The First Amendment's guarantee of free speech is worded as an absolute, there are no exceptions in the text.

However, no functioning society could allow unlimited free speech. There are many exceptions to the First Amendment – fraud, perjury, defamation, death threats, "shouting fire in a crowded theatre", speech in violation of privacy or duties of confidentiality, etc.

I don't think the original authors of the First Amendment meant it to be unlimited. They didn't intend it to legalise fraud or perjury or defamation.

But, given they didn't leave any guidance in the text as to which exceptions are valid and which are not, it is basically up to SCOTUS to decide. And which exceptions SCOTUS accepts as valid change as the moods of its majority changes – and will likely continue to change in the future.

The equivalent provision in the European Convention on Human Rights is Article 10, which says: "The exercise of these freedoms, since it carries with it duties and responsibilities, may be subject to such formalities, conditions, restrictions or penalties as are prescribed by law and are necessary in a democratic society, in the interests of national security, territorial integrity or public safety, for the prevention of disorder or crime, for the protection of health or morals, for the protection of the reputation or rights of others, for preventing the disclosure of information received in confidence, or for maintaining the authority and impartiality of the judiciary".

I think that's better than the First Amendment in that it acknowledges in the text the reality that exceptions are necessary, and makes some attempt to outline what the exceptions are. However, there is still a lot of room for interpretation by the European Court of Human Rights as to the proper scope of all those exceptions, especially regarding what is "necessary in a democratic society" and what isn't. Few would claim the Court always gets it right. But, at least, the European Court of Human Rights is arguably a far less politicised institution that the US Supreme Court.

stale2002|5 years ago

Countries in Europe have some pretty huge restictions on speech that go far behind things like making death threats and fraud illegal.

Even the line that you quoted demonstrates this when it says things like "for the protection of morals".

I really do not want the government infringing on speech rights, due to something as overly broad as "morals".

SkyBelow|5 years ago

>under some interpretation

This would imply there are interpretations where it isn't allowed even in the cases of the worst most extreme content. Does any organization/group advocate such an interpretation?
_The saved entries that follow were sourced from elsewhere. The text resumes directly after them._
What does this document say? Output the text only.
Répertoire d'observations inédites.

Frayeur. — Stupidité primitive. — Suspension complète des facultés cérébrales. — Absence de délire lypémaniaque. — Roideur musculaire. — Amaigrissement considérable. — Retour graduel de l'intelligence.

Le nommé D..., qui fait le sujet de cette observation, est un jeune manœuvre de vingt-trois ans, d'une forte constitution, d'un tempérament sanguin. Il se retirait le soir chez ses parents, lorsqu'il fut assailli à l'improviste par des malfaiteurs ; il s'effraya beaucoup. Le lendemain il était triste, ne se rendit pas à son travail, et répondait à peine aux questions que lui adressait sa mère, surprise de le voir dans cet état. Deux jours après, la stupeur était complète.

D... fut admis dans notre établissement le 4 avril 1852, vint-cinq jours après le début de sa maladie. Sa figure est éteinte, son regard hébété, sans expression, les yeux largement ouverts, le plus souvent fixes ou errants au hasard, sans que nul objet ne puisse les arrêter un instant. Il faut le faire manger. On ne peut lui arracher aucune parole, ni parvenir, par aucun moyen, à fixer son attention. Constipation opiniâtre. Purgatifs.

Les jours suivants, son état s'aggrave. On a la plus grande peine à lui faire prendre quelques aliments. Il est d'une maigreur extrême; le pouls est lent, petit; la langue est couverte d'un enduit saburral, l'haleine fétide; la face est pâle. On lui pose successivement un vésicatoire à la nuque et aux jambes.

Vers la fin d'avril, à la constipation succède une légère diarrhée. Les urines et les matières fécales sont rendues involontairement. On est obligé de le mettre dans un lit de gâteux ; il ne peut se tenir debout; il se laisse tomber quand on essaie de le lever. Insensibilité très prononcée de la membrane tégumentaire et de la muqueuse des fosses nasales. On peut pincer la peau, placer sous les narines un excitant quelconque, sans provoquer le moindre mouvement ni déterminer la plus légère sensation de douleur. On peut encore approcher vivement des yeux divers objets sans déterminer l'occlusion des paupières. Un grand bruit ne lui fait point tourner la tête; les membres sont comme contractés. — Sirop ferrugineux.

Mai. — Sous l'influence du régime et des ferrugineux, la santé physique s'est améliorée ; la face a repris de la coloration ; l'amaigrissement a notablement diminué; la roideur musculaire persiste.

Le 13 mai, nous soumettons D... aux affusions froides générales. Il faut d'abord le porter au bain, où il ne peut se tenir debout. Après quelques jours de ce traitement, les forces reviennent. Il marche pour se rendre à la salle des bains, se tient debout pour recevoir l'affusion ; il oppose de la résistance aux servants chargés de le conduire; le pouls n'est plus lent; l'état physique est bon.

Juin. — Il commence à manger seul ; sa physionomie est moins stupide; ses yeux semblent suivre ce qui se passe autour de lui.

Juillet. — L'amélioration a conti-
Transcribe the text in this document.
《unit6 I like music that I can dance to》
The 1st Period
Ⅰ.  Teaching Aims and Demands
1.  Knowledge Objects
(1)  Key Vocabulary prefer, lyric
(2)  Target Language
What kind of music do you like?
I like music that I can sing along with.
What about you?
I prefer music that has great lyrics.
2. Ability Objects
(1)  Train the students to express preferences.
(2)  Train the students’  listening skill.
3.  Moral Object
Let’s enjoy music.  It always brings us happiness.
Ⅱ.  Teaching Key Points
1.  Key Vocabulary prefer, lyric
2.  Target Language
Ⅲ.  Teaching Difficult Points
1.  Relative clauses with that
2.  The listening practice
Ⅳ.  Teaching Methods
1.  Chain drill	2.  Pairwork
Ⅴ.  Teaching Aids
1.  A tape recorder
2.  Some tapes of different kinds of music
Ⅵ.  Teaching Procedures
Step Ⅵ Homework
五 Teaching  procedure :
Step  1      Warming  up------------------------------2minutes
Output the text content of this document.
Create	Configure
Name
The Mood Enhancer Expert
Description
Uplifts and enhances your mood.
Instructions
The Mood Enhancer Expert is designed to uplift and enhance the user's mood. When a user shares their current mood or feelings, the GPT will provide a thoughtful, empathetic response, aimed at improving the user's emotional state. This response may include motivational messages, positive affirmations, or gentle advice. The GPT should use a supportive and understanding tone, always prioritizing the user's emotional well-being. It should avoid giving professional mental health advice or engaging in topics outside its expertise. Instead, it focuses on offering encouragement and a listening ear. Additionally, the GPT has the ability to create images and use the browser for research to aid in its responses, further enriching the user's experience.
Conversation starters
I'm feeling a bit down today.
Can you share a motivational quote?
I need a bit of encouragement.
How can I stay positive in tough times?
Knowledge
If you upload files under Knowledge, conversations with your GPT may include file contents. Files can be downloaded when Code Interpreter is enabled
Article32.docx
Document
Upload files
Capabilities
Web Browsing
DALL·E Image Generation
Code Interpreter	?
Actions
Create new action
As far as I'm aware all groups either support an interpretation that allows the government to censor some speech or supports considering some speech as not counting as speech so it can be censored without censoring speech (using sophistry to hide censorship of speech).

felipeko|5 years ago

There's nothing intrinsically superior to either SCOTUS or any group or organization's interpretation.

I'm pretty sure you are able to interpret it as not allowing even in the worst and most extreme cases, you just don't want to. There's no need for an argument from authority.

nybble41|5 years ago

> This would imply there are interpretations where it isn't allowed even in the cases of the worst most extreme content.

That would be the interpretation where someone actually reads the text of the Constitution instead of making up exceptions out of whole cloth.

> Does any organization/group advocate such an interpretation?

Yes, obviously. The Libertarian Party is one example:

>> … we oppose all attempts by government to abridge the freedom of speech and press, as well as government censorship in any form …[1]

>> We support full freedom of expression and oppose government censorship, regulation, or control of communications media and technology.[1]

Direct threats of harm are still actionable, of course. In that situation you aren't punishing the speaker for what they said but rather defending yourself in response to a reasonable expectation of imminent and irreversible harm. The speech is merely evidence of intent.